Stop blaming RI for haze: Anwar

| Source: AP

Stop blaming RI for haze: Anwar

KUALA LUMPUR (Agencies): The deputy prime minister called on
Malaysians yesterday to stop blaming Indonesia for the eye-
burning smog that has blanketed Southeast Asia.

While acknowledging the haze had affected public health and
could harm the economies of the Association of Southeast Asian
Nations (ASEAN) members, Deputy Prime Minister Anwar Ibrahim said
the problem must be handled in a way that won't jeopardize
Malaysia's relations with Indonesia.

"We realize that the solution lies not in pointing the finger,
but in the ASEAN spirit of consensus," Anwar said.

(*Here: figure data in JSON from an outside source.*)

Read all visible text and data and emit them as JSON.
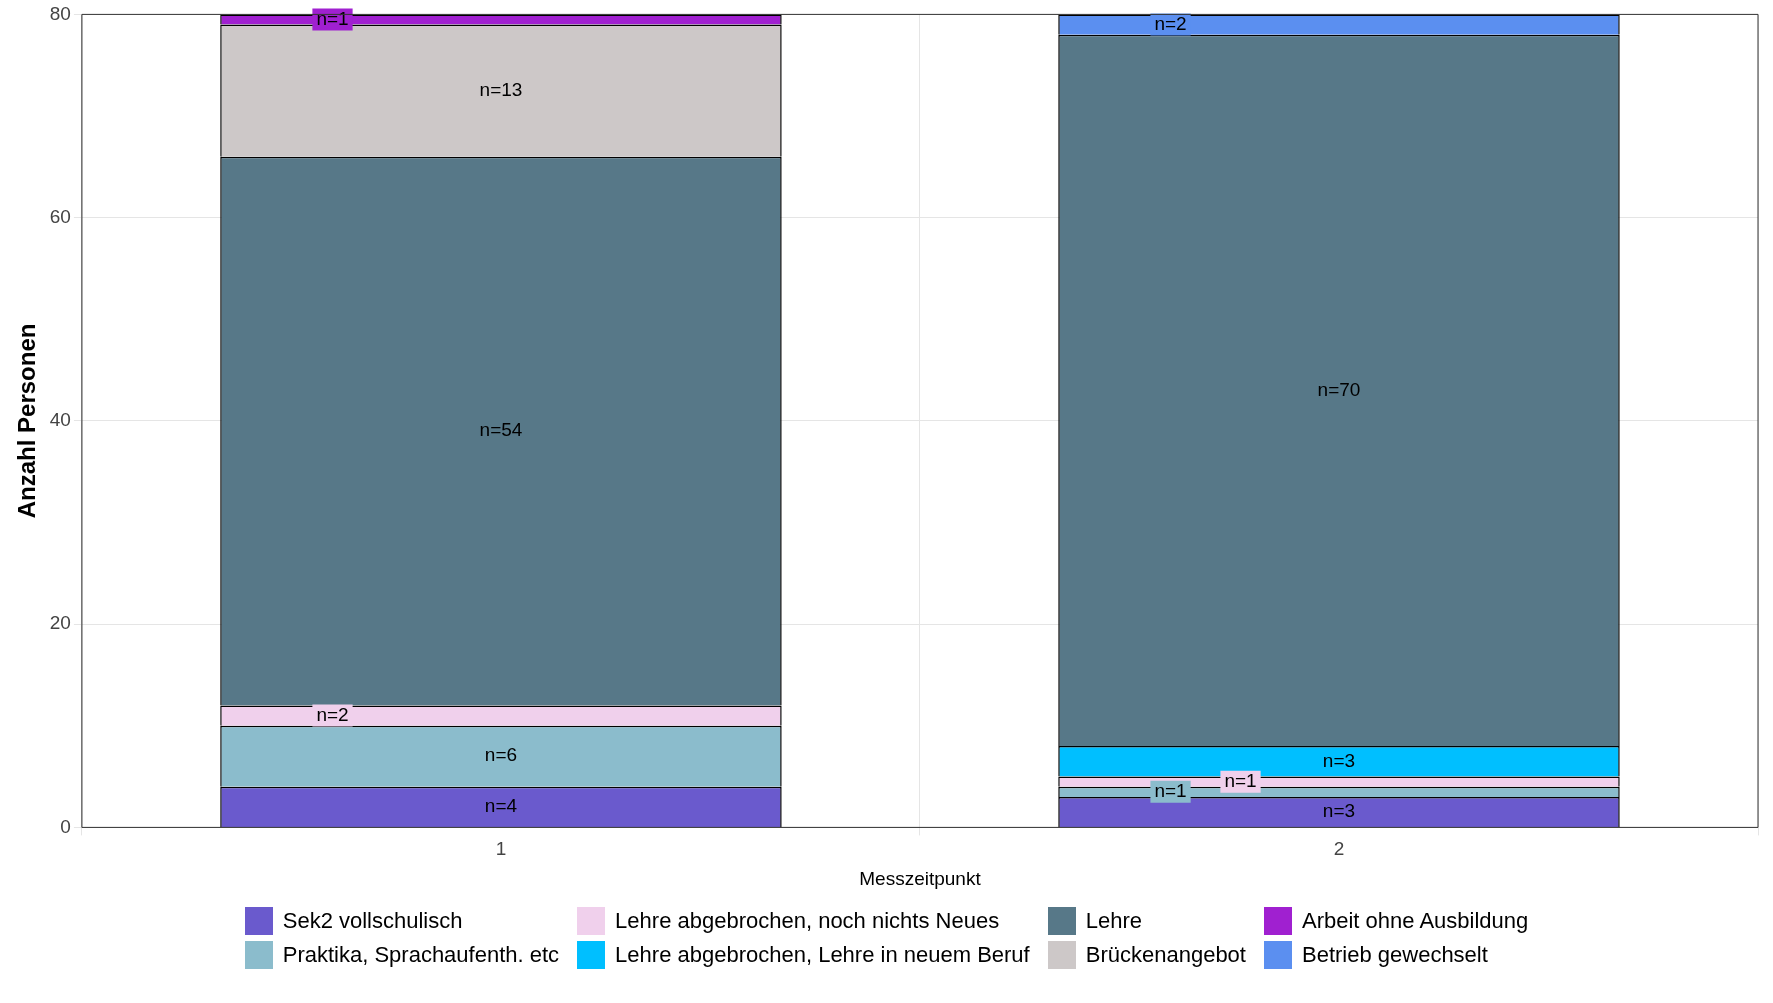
{
  "chart_data": {
    "type": "bar",
    "stacked": true,
    "xlabel": "Messzeitpunkt",
    "ylabel": "Anzahl Personen",
    "categories": [
      "1",
      "2"
    ],
    "series": [
      {
        "name": "Sek2 vollschulisch",
        "color": "#6a5acd",
        "values": [
          4,
          3
        ],
        "value_labels": [
          "n=4",
          "n=3"
        ]
      },
      {
        "name": "Praktika, Sprachaufenth. etc",
        "color": "#8bbccc",
        "values": [
          6,
          1
        ],
        "value_labels": [
          "n=6",
          "n=1"
        ]
      },
      {
        "name": "Lehre abgebrochen, noch nichts Neues",
        "color": "#f0d0ec",
        "values": [
          2,
          1
        ],
        "value_labels": [
          "n=2",
          "n=1"
        ]
      },
      {
        "name": "Lehre abgebrochen, Lehre in neuem Beruf",
        "color": "#00bfff",
        "values": [
          null,
          3
        ],
        "value_labels": [
          null,
          "n=3"
        ]
      },
      {
        "name": "Lehre",
        "color": "#577888",
        "values": [
          54,
          70
        ],
        "value_labels": [
          "n=54",
          "n=70"
        ]
      },
      {
        "name": "Brückenangebot",
        "color": "#cdc8c8",
        "values": [
          13,
          null
        ],
        "value_labels": [
          "n=13",
          null
        ]
      },
      {
        "name": "Arbeit ohne Ausbildung",
        "color": "#a020d0",
        "values": [
          1,
          null
        ],
        "value_labels": [
          "n=1",
          null
        ]
      },
      {
        "name": "Betrieb gewechselt",
        "color": "#5b8ff0",
        "values": [
          null,
          2
        ],
        "value_labels": [
          null,
          "n=2"
        ]
      }
    ],
    "ylim": [
      0,
      80
    ],
    "yticks": [
      0,
      20,
      40,
      60,
      80
    ],
    "grid": true,
    "legend": "bottom"
  }
}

"I think there was a communication problem in the beginning,
but the situation appears more positive now and Indonesia appears
to be taking good measures," Anwar said.

Hundreds of forest and scrub fires, many of them deliberately
lit to clear land for plantations, have been burning across
Indonesia for weeks. Thick smog has drifted over neighboring
Malaysia, southern Thailand and parts of the Philippines, as well
as Singapore and Brunei.

Shifting winds and rains in the past two days have provided
some relief in Indonesia and Malaysia, though pollution levels in
Singapore soared Thursday.

Many environmentalists and some government officials in
Malaysia have attacked Indonesia for not doing enough to prevent
and put out the fires.

On Thursday, Industries Minister Lim Keng Yaik said he was
disappointed Indonesia hadn't mobilized all its available
resources to put out the peat fires that have burned some 600,000
hectares of land.

Lim said he had proposed to the Indonesians five years ago
that they should have a better monitoring system to prevent
forest fires.

Indonesia and Malaysia have deployed about 10,000
firefighters, but say it will take the upcoming monsoon rains to
put the fires out, as has happened most years.

Separately, Malaysia's environment department said yesterday
that the clear skies over the country now could again be shrouded
with smog from forest fires if the current wind conditions
change.

"What we know is that the worst for Indonesia in terms of the
forest fires is far from over and that could be mean we are still
at risk," department director-general Tan Meng Leng said.

"If the northeasterly winds blowing through Malaysia now
become less effective and bring less rain, then the smog could
return," he said.

In Malaysia's eastern Pahang state, peat fires that had been
smoldering for the past several days in a forest were mostly
extinguished by an overnight rainfall, officials said.

"It's down to embers," Azman Mohamed, deputy head of fire
operations in Pahang's state capital of Kuantan, told Reuters by
telephone. About 20 firefighters were standing by in case the
flames flared up again.

A lack of rain and dwindling water supply from a nearby stream
had originally hampered the firefighters' efforts. Residents of
the area said it had not rained for weeks.

Malaysia's Air Pollutant Index in Kuala Lumpur was at a "good"
level of 50 yesterday, said Tan, compared to the "unhealthy" and
"hazardous" range of between 200 and 300 in the past month.